Pesquisador lança livro em que conta bastidores das filmagens

Sérgio Rizzo
São Paulo

Se você pertence ao extenso grupo de pessoas que não se fascinou ou entendeu “2001: Uma Odisseia no Espaço” à primeira vista, sinta-se em boa companhia: o escritor Arthur C. Clarke (1917-2008), parceiro de Stanley Kubrick (1928-99) no roteiro do filme, passou por uma experiência parecida.

“Ele ficou realmente chocado quando viu a primeira versão”, relata Michael Benson, autor de “2001: Uma Odisseia no Espaço - Stanley Kubrick, Arthur C. Clarke e a Criação de uma Obra-Prima”. O lançamento da editora Todavia no país coincide com o 50º aniversário de estreia do longa.

Ilustração do diretor Stanley Kubrick por João Montanaro
Ilustração do diretor Stanley Kubrick por João Montanaro - João Montanaro

Na introdução, o pesquisador vê “2001” como uma versão moderna de “Odisseia”, de Homero. Clarke e Kubrick usaram a “ciência como uma espécie de prisma” em uma narrativa que abarca 4 milhões de anos de evolução humana, desde os homens-macacos até as viagens espaciais com uso de inteligência artificial.  

 

O filme salta para “esse futuro feliz com um corte temporal que merecidamente ganhou a reputação de ser a transição mais extraordinária da história do cinema”, diz Benson. O osso usado de modo pioneiro por um ancestral como arma se torna estação espacial. 

O filme teve sua première em 2 de abril, em Washington, estreou no dia seguinte em circuito americano e chegou ao Brasil no dia 29 daquele mês.

“Clarke era um cara verbal, e ‘2001’ era uma experiência não verbal”, explica Benson. Quase dez anos depois, o escritor admitiria à BBC que o sucesso do filme foi “uma grande surpresa” para ele.

A versão de “2001” a que Clarke assistiu inicialmente não corresponde à definitiva. Preocupado com as reações negativas nas pré-estreias.

Kubrick remontou às pressas o material, com o filme já em cartaz, e o reduziu em cerca de 19 minutos, para 149 ao todo. 

Foram cortadas cenas com sábios comentando as questões do filme e um balé espacial. Mas sobreviveram 88 minutos sem diálogos, como as sequências de abertura, de 25 minutos, e a final, de 23.

Essa e inúmeras outras histórias sobre os bastidores —algumas tensas, outras divertidas, mas todas saborosas— são reconstituídas por Benson a partir de entrevistas e de pesquisa que incluiu documentos de produção e diversos livros e artigos sobre a participação de seus autores em “2001”.

DESCOBERTAS

Benson não sabe dizer quantas vezes assistiu a “2001” —a primeira foi aos seis anos, levado pela mãe, “uma legítima admiradora de Clarke”, em 1968— e que, apesar disso e das leituras que havia feito anteriormente, encontrou na pesquisa para o livro “um monte de coisas que não conhecia”.

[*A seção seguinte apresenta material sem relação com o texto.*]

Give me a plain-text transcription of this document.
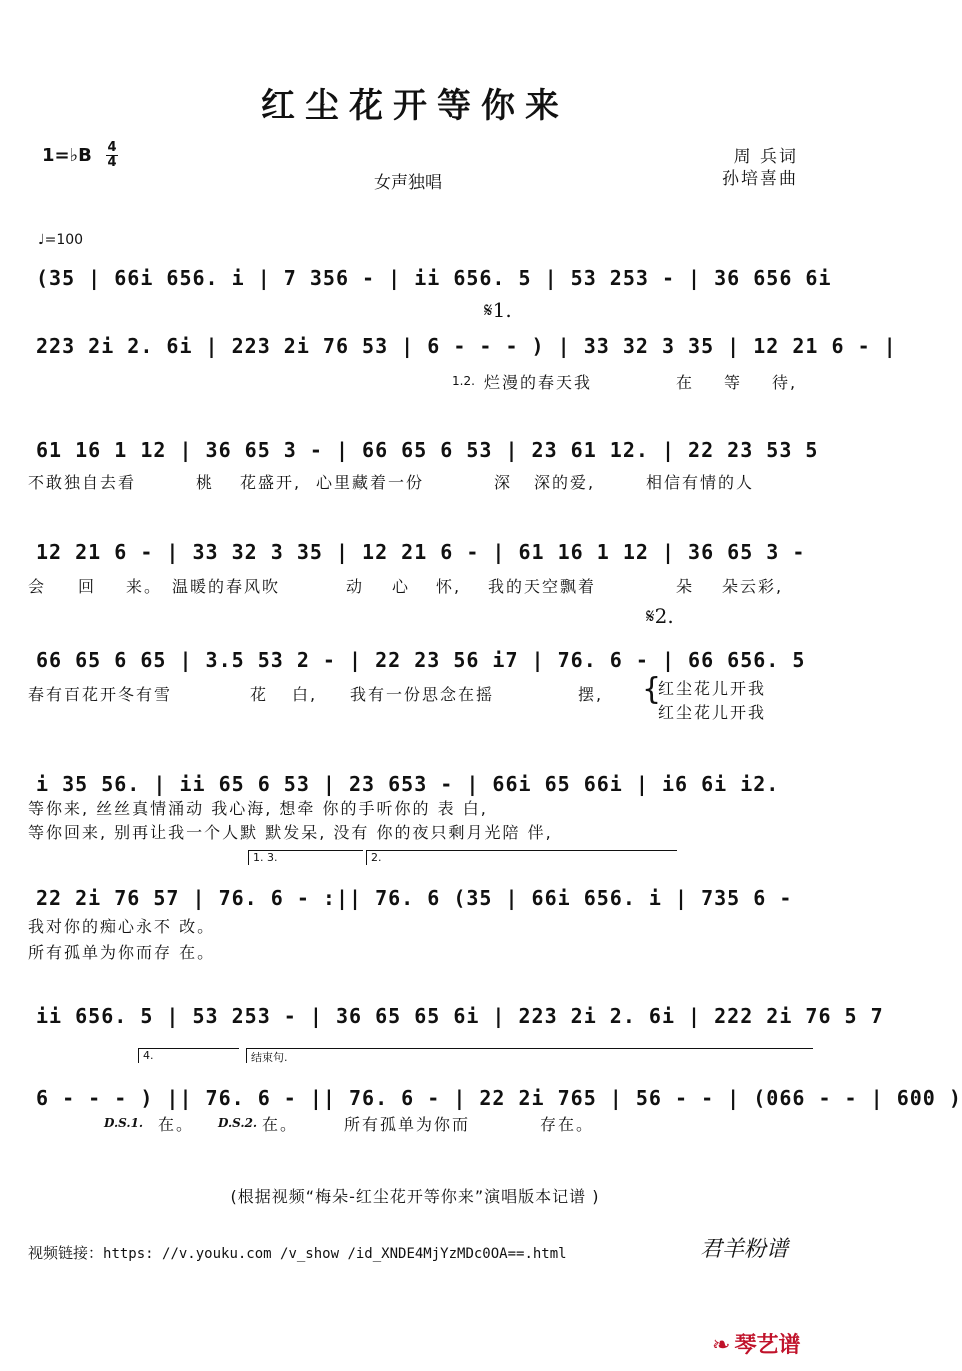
红尘花开等你来
1=♭B 4
4
女声独唱
周 兵词
孙培喜曲
♩=100
(35 | 66i 656. i | 7 356 - | ii 656. 5 | 53 253 - | 36 656 6i
223 2i 2. 6i | 223 2i 76 53 | 6 - - - ) | 33 32 3 35 | 12 21 6 - |
𝄋1.
1.2. 烂漫的春天我	在 等 待,
61 16 1 12 | 36 65 3 - | 66 65 6 53 | 23 61 12. | 22 23 53 5
不敢独自去看	桃 花盛开, 心里藏着一份	深 深的爱,	相信有情的人
12 21 6 - | 33 32 3 35 | 12 21 6 - | 61 16 1 12 | 36 65 3 -
会 回 来。 温暖的春风吹	动 心 怀, 我的天空飘着	朵 朵云彩,
66 65 6 65 | 3.5 53 2 - | 22 23 56 i7 | 76. 6 - | 66 656. 5
𝄋2.
春有百花开冬有雪	花 白, 我有一份思念在摇	摆, {
红尘花儿开我
红尘花儿开我
i 35 56. | ii 65 6 53 | 23 653 - | 66i 65 66i | i6 6i i2.
等你来, 丝丝真情涌动 我心海, 想牵 你的手听你的 表 白,
等你回来, 别再让我一个人默 默发呆, 没有 你的夜只剩月光陪 伴,
1. 3.	2.
22 2i 76 57 | 76. 6 - :|| 76. 6 (35 | 66i 656. i | 735 6 -
我对你的痴心永不 改。
所有孤单为你而存 在。
ii 656. 5 | 53 253 - | 36 65 65 6i | 223 2i 2. 6i | 222 2i 76 5 7
4.	结束句.
6 - - - ) || 76. 6 - || 76. 6 - | 22 2i 765 | 56 - - | (066 - - | 600 )
D.S.1. 在。 D.S.2. 在。	所有孤单为你而	存在。
(根据视频“梅朵-红尘花开等你来”演唱版本记谱 )
视频链接：https: //v.youku.com /v_show /id_XNDE4MjYzMDc0OA==.html	君羊粉谱
❧ 琴艺谱
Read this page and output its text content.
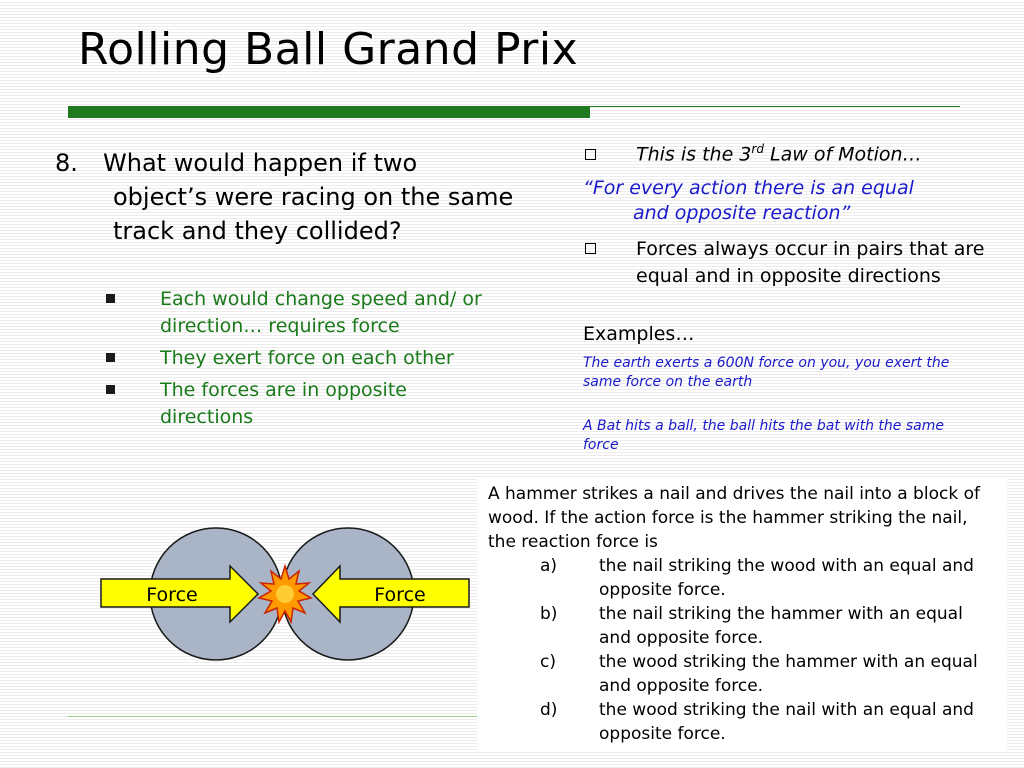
Rolling Ball Grand Prix
8.	What would happen if two object’s were racing on the same track and they collided?
Each would change speed and/ or direction… requires force
They exert force on each other
The forces are in opposite directions
This is the 3rd Law of Motion…
“For every action there is an equal
and opposite reaction”
Forces always occur in pairs that are equal and in opposite directions
Examples…
The earth exerts a 600N force on you, you exert the same force on the earth
A Bat hits a ball, the ball hits the bat with the same force
Force	Force
A hammer strikes a nail and drives the nail into a block of wood. If the action force is the hammer striking the nail, the reaction force is
a) the nail striking the wood with an equal and opposite force.
b) the nail striking the hammer with an equal and opposite force.
c)	the wood striking the hammer with an equal and opposite force.
d) the wood striking the nail with an equal and opposite force.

Uma delas diz respeito à “fonte da angústia financeira” de Clarke durante a realização de “2001”, e que desencadeou uma onda de tensão com Kubrick em torno da publicação do romance baseado no roteiro. O autor precisava do dinheiro, mas o diretor não quis que o livro viesse antes do filme.

“Descobri que Michael Wilson, namorado de Arthur e também diretor de cinema, era quem drenava os seus recursos financeiros.” Benson gosta da imagem de Arthur voando de Londres (onde “2001” foi rodado) para Colombo (no Sri Lanka, onde ele e Wilson viviam), e em ambos os lugares havia “uma crise de filmagem”.

O pesquisador também só descobriu na apuração recente que o dublê Bill Weston quase morreu asfixiado, pendurado no alto do estúdio, porque Kubrick, o perfeccionista, não permitiu que houvesse buracos na parte traseira do seu capacete espacial.

O principal eixo do livro é a “grande equipe” de talentos complementares formada pela dupla Kubrick e Clarke. 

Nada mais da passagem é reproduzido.